Marl’s first mentor had been a canny old man who ran Lord Winterbourne’s southern manor. The thirteen-year-old Marl had run errands for him, seeking to please him at every turn. The old man took a shine to him, and began inviting him to his home. Here Marl performed services of a more disquieting nature.

By the time Marl was nineteen he had learned all that he could from the old man. It had not occurred to him at that time to engineer his death, and thus take over his role. Marl was still young and unsure of his skills. One day, however, fate intervened. They were crossing the ice-covered River Tael, when suddenly the surface cracked. The old man was spun from his feet, landing heavily, his legs slipping under water. He scrabbled to hold on to the tilting ice. Marl threw himself flat and instinctively reached out for his mentor. In that moment he realized they were totally alone. Unseen. Slithering forward he reached the old man. His lips were already blue with cold. ‘Pull me out, boy. Be careful, though. If we both go under we’re doomed.’

Marl reached out, pushed aside the old man’s questing hand and thrust his head down under the ice. The old man fought hard, but the current dragged him down to his death.

Marl Coper made a fine steward. He reorganized the running of the manor, and introduced a new breed of cattle, purchased from the north, which were more hardy and supplied more beef. He improved the horse herds, acquiring three fine stallions from across the sea. The manor house itself had fallen into disrepair, as Lord Winterbourne spent little time there, but Marl brought in carpenters and stonemasons to renovate the building. Despite the expenditure the profits from the estate doubled in three years.
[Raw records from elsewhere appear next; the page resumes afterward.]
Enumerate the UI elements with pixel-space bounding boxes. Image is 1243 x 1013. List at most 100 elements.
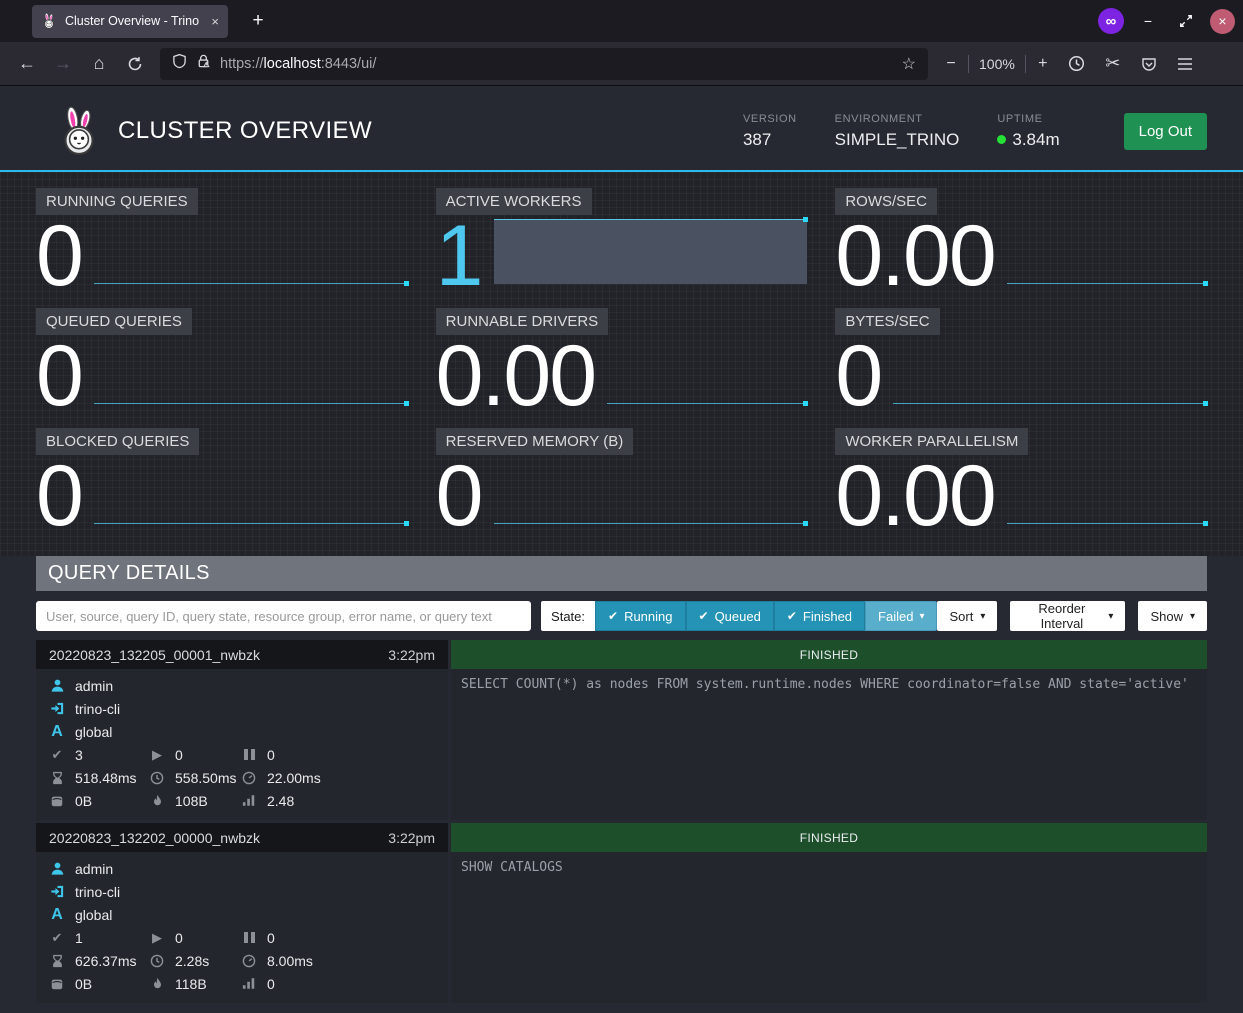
- memory-icon: [49, 794, 65, 808]
- tab-close-icon[interactable]: ×: [211, 14, 219, 29]
- window-minimize-button[interactable]: −: [1134, 7, 1162, 35]
- resource-group-icon: A: [49, 906, 65, 924]
- new-tab-button[interactable]: +: [244, 7, 272, 35]
- uptime-value: 3.84m: [1012, 130, 1059, 150]
- zoom-in-button[interactable]: +: [1030, 50, 1056, 78]
- query-time: 3:22pm: [388, 830, 435, 846]
- lock-warning-icon[interactable]: [196, 53, 211, 74]
- shield-icon[interactable]: [172, 53, 187, 74]
- parallelism-icon: [241, 977, 257, 990]
- zoom-level[interactable]: 100%: [973, 56, 1021, 72]
- query-sql-text: SELECT COUNT(*) as nodes FROM system.run…: [451, 669, 1207, 820]
- sparkline: [94, 335, 408, 416]
- tile-queued-queries: QUEUED QUERIES 0: [36, 308, 408, 416]
- check-icon: ✔: [787, 609, 797, 623]
- source-icon: [49, 701, 65, 716]
- query-user: admin: [75, 861, 113, 877]
- logout-button[interactable]: Log Out: [1124, 113, 1207, 150]
- tile-worker-parallelism: WORKER PARALLELISM 0.00: [835, 428, 1207, 536]
- state-running-toggle[interactable]: ✔ Running: [595, 601, 686, 631]
- hourglass-icon: [49, 954, 65, 968]
- chevron-down-icon: ▾: [1108, 611, 1113, 622]
- state-queued-toggle[interactable]: ✔ Queued: [686, 601, 774, 631]
- query-card: 20220823_132205_00001_nwbzk 3:22pm FINIS…: [36, 640, 1207, 820]
- parallelism-icon: [241, 794, 257, 807]
- play-icon: ▶: [149, 747, 165, 763]
- screenshot-icon[interactable]: ✂: [1096, 48, 1130, 80]
- query-id-link[interactable]: 20220823_132202_00000_nwbzk: [49, 830, 260, 846]
- sparkline: [494, 455, 808, 536]
- browser-tab[interactable]: Cluster Overview - Trino ×: [32, 5, 228, 38]
- query-id-link[interactable]: 20220823_132205_00001_nwbzk: [49, 647, 260, 663]
- check-icon: ✔: [699, 609, 709, 623]
- status-badge: FINISHED: [451, 640, 1207, 669]
- uptime-info: UPTIME 3.84m: [997, 113, 1059, 150]
- query-sql-text: SHOW CATALOGS: [451, 852, 1207, 1003]
- sort-dropdown[interactable]: Sort ▾: [937, 601, 997, 631]
- show-dropdown[interactable]: Show ▾: [1138, 601, 1207, 631]
- tile-runnable-drivers: RUNNABLE DRIVERS 0.00: [436, 308, 808, 416]
- clock-icon: [149, 771, 165, 785]
- pause-icon: [241, 749, 257, 760]
- version-value: 387: [743, 130, 797, 150]
- uptime-status-dot: [997, 135, 1006, 144]
- gauge-icon: [241, 771, 257, 785]
- query-search-input[interactable]: [36, 601, 531, 631]
- tile-reserved-memory: RESERVED MEMORY (B) 0: [436, 428, 808, 536]
- query-filter-toolbar: State: ✔ Running ✔ Queued ✔ Finished Fai…: [36, 601, 1207, 631]
- source-icon: [49, 884, 65, 899]
- chevron-down-icon: ▾: [980, 611, 985, 622]
- home-button[interactable]: ⌂: [82, 48, 116, 80]
- query-details-section: QUERY DETAILS State: ✔ Running ✔ Queued …: [36, 556, 1207, 1003]
- reload-button[interactable]: [118, 48, 152, 80]
- private-browsing-icon: ∞: [1098, 8, 1124, 34]
- trino-favicon: [41, 13, 57, 29]
- trino-bunny-logo: [58, 106, 100, 156]
- sparkline: [94, 215, 408, 296]
- flame-icon: [149, 977, 165, 991]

He worked tirelessly, with one aim in mind. To impress the Winterbourne family. Initially this meant catching the eye of Sir Gayan Kay, Lord Winterbourne’s younger brother. Impressing him was not easy. The man was a Knight of the Sacrifice, boorish and arrogant. He had a habit of speaking his mind, no matter the hurt or the offence caused. He maintained that this was the duty of a knight, to speak the truth. As always with such people, were any to speak their minds to him he would fly into uncontrollable rages. Marl observed him quietly for more than a year. He noted that Gayan Kay professed a hatred of sycophants, and yet surrounded himself with the most appalling toadies.